Many people live with a spouse that is overly critical of them.  On a positive note, the injured spouse can use these criticisms as a way to grow as an individual.  If you use these techniques in a non-threatening way the criticizer may have to actually focus on things they truly feel about themselves when they’re focusing on you.  Learn to set boundaries in your marriage without being disrespectful or unloving. I’ve listed 8 examples of positive deflection techniques below.

1. Agree – Marriage is not a competition.  If you are with a person who HAS to be right, let them.  There is a great deal of security in knowing you’re right and not having to argue about it.

2. Give compliments –  Ex: “You think you know everything.” Your reply, “I don’t think that at all and I’m sorry you feel that way.”

3. Take compliments – Ex: “You think you know everything.” Your reply, “I’ve worked hard to get where I am, but I know I still have more to learn. No one knows everything especially me.”

4. Label Feelings – Ex: “You did (whatever always comes back up) to me 4 years ago.” Reply: “You’re right, I apologize again for that.  What am I doing now that upsets you.”
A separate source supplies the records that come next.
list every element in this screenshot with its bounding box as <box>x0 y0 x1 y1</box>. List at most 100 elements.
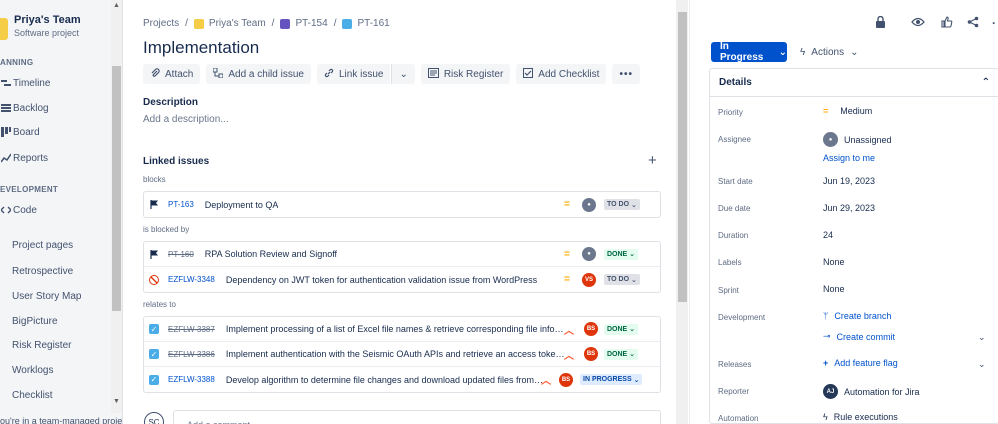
issue-summary[interactable]: RPA Solution Review and Signoff <box>205 249 337 259</box>
linked-issue-row[interactable]: ✓ EZFLW-3387 Implement processing of a l… <box>144 317 660 342</box>
main-scrollbar[interactable] <box>676 0 688 424</box>
status-dropdown[interactable]: In Progress ⌄ <box>711 41 787 63</box>
issue-key[interactable]: EZFLW-3348 <box>168 275 215 284</box>
details-section: Details ⌃ <box>709 68 998 424</box>
linked-issue-row[interactable]: PT-160 RPA Solution Review and Signoff =… <box>144 242 660 267</box>
sidebar-item-backlog[interactable]: Backlog <box>0 99 122 117</box>
chevron-up-icon[interactable]: ⌃ <box>982 77 990 88</box>
duration-value[interactable]: 24 <box>823 230 833 240</box>
link-issue-dropdown[interactable]: ⌄ <box>391 64 415 84</box>
breadcrumb-parent[interactable]: PT-154 <box>295 18 327 29</box>
chevron-down-icon[interactable]: ⌄ <box>978 332 986 343</box>
sidebar-item-worklogs[interactable]: Worklogs <box>0 361 122 379</box>
paperclip-icon <box>150 67 160 81</box>
watch-icon[interactable] <box>911 16 925 30</box>
issue-key[interactable]: PT-163 <box>168 200 194 209</box>
add-feature-flag-link[interactable]: + Add feature flag <box>823 358 898 368</box>
scroll-down-icon[interactable]: ▼ <box>112 398 121 405</box>
lightning-icon: ϟ <box>823 412 828 422</box>
lock-icon[interactable] <box>875 15 886 32</box>
sidebar-item-project-pages[interactable]: Project pages <box>0 236 122 254</box>
sprint-value[interactable]: None <box>823 284 845 294</box>
sidebar-item-user-story-map[interactable]: User Story Map <box>0 287 122 305</box>
start-date-value[interactable]: Jun 19, 2023 <box>823 176 875 186</box>
sidebar-item-risk-register[interactable]: Risk Register <box>0 336 122 354</box>
issue-key[interactable]: EZFLW-3387 <box>168 325 215 334</box>
sidebar-item-timeline[interactable]: Timeline <box>0 74 122 92</box>
scroll-up-icon[interactable]: ▲ <box>112 2 121 9</box>
sidebar-item-board[interactable]: Board <box>0 123 122 141</box>
priority-high-icon: ︿ <box>564 350 574 362</box>
linked-issue-row[interactable]: EZFLW-3348 Dependency on JWT token for a… <box>144 267 660 292</box>
status-text: DONE <box>607 325 628 333</box>
status-badge[interactable]: DONE ⌄ <box>604 323 639 335</box>
scrollbar-thumb[interactable] <box>678 12 687 302</box>
add-linked-issue-icon[interactable]: + <box>648 152 657 169</box>
linked-issue-row[interactable]: PT-163 Deployment to QA = ● TO DO ⌄ <box>144 192 660 217</box>
details-header[interactable]: Details ⌃ <box>710 69 998 97</box>
more-actions-button[interactable]: ••• <box>612 64 640 84</box>
team-header[interactable]: Priya's Team Software project <box>0 14 81 40</box>
issue-summary[interactable]: Implement authentication with the Seismi… <box>226 349 566 359</box>
issue-key[interactable]: EZFLW-3386 <box>168 350 215 359</box>
link-issue-button[interactable]: Link issue <box>316 64 391 84</box>
share-icon[interactable] <box>967 16 979 31</box>
actions-label: Actions <box>811 46 845 58</box>
status-badge[interactable]: TO DO ⌄ <box>604 274 640 285</box>
status-badge[interactable]: DONE ⌄ <box>604 248 639 260</box>
plus-icon: + <box>823 358 829 368</box>
actions-button[interactable]: ϟ Actions ⌄ <box>800 42 858 62</box>
issue-summary[interactable]: Deployment to QA <box>205 200 279 210</box>
scrollbar-thumb[interactable] <box>112 66 121 311</box>
more-icon[interactable]: · <box>992 16 996 30</box>
issue-key[interactable]: EZFLW-3388 <box>168 375 215 384</box>
assignee-field[interactable]: ● Unassigned <box>823 132 892 147</box>
risk-register-button[interactable]: Risk Register <box>420 64 511 84</box>
field-label-due-date: Due date <box>718 204 751 213</box>
field-label-assignee: Assignee <box>718 135 751 144</box>
sidebar-item-bigpicture[interactable]: BigPicture <box>0 312 122 330</box>
sidebar-item-checklist[interactable]: Checklist <box>0 386 122 404</box>
linked-issue-row[interactable]: ✓ EZFLW-3386 Implement authentication wi… <box>144 342 660 367</box>
description-heading: Description <box>143 97 199 108</box>
issue-key[interactable]: PT-160 <box>168 250 194 259</box>
description-field[interactable]: Add a description... <box>143 114 229 125</box>
issue-summary[interactable]: Develop algorithm to determine file chan… <box>226 375 544 385</box>
attach-button[interactable]: Attach <box>143 64 201 84</box>
vote-icon[interactable] <box>941 16 953 31</box>
reporter-field[interactable]: AJ Automation for Jira <box>823 384 920 399</box>
create-commit-link[interactable]: ⊸ Create commit <box>823 331 895 342</box>
sidebar-item-reports[interactable]: Reports <box>0 149 122 167</box>
sidebar-item-code[interactable]: Code <box>0 201 122 219</box>
automation-field[interactable]: ϟ Rule executions <box>823 412 898 422</box>
issue-title[interactable]: Implementation <box>143 38 259 58</box>
status-badge[interactable]: TO DO ⌄ <box>604 199 640 210</box>
labels-value[interactable]: None <box>823 257 845 267</box>
team-logo-icon <box>0 18 8 40</box>
sidebar-item-retrospective[interactable]: Retrospective <box>0 262 122 280</box>
breadcrumb-team[interactable]: Priya's Team <box>209 18 266 29</box>
status-badge[interactable]: IN PROGRESS ⌄ <box>580 374 643 385</box>
avatar: BS <box>559 372 573 387</box>
breadcrumb-current[interactable]: PT-161 <box>357 18 389 29</box>
breadcrumb-projects[interactable]: Projects <box>143 18 179 29</box>
comment-input[interactable]: Add a comment... <box>173 410 661 424</box>
issue-summary[interactable]: Dependency on JWT token for authenticati… <box>226 275 537 285</box>
status-text: DONE <box>607 250 628 258</box>
assign-to-me-link[interactable]: Assign to me <box>823 153 875 163</box>
priority-field[interactable]: = Medium <box>823 106 872 116</box>
status-badge[interactable]: DONE ⌄ <box>604 348 639 360</box>
blocker-icon <box>149 274 159 285</box>
due-date-value[interactable]: Jun 29, 2023 <box>823 203 875 213</box>
add-child-issue-button[interactable]: Add a child issue <box>206 64 311 84</box>
linked-issue-row[interactable]: ✓ EZFLW-3388 Develop algorithm to determ… <box>144 367 660 392</box>
add-checklist-button[interactable]: Add Checklist <box>516 64 607 84</box>
issue-toolbar: Attach Add a child issue Link issue ⌄ Ri… <box>143 64 640 84</box>
create-branch-link[interactable]: ᛘ Create branch <box>823 311 891 321</box>
sidebar-item-label: Backlog <box>13 102 49 114</box>
sidebar-scrollbar[interactable]: ▲ ▼ <box>111 0 122 413</box>
section-development: EVELOPMENT <box>0 185 59 194</box>
sidebar-item-label: User Story Map <box>12 290 82 302</box>
issue-summary[interactable]: Implement processing of a list of Excel … <box>226 324 566 334</box>
chevron-down-icon[interactable]: ⌄ <box>978 359 986 370</box>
5. Sympathize – Rephrase or validate feelings when critical remarks come from genuine anger.

6. Ask questions – Ex: “I’m so irritated with (whatever it is) and you.” Reply: “I understand so what can I do now to fix it or avoid it in the future?”

7. Express feelings, wants, limits – Ex: The critical partner blows their top and displays their anger by throwing something.  Reply: (Make sure you are somewhere safe is #1) “I know you’re upset by (whatever) but angry or not, I won’t allow you to curse at me.  Let’s talk when we’ve both calmed down.”

8. Humor – Laugh, because you have to admit sometimes when we’re angry we say stupid things.

1 thought on “Positive Deflection Techniques for Strained Marriages

  1. Great techniques and an alternative way to view being on the receiving end of criticism. It’s empowering and less hurtful to respond from a more objective viewpoint which these techniques allow.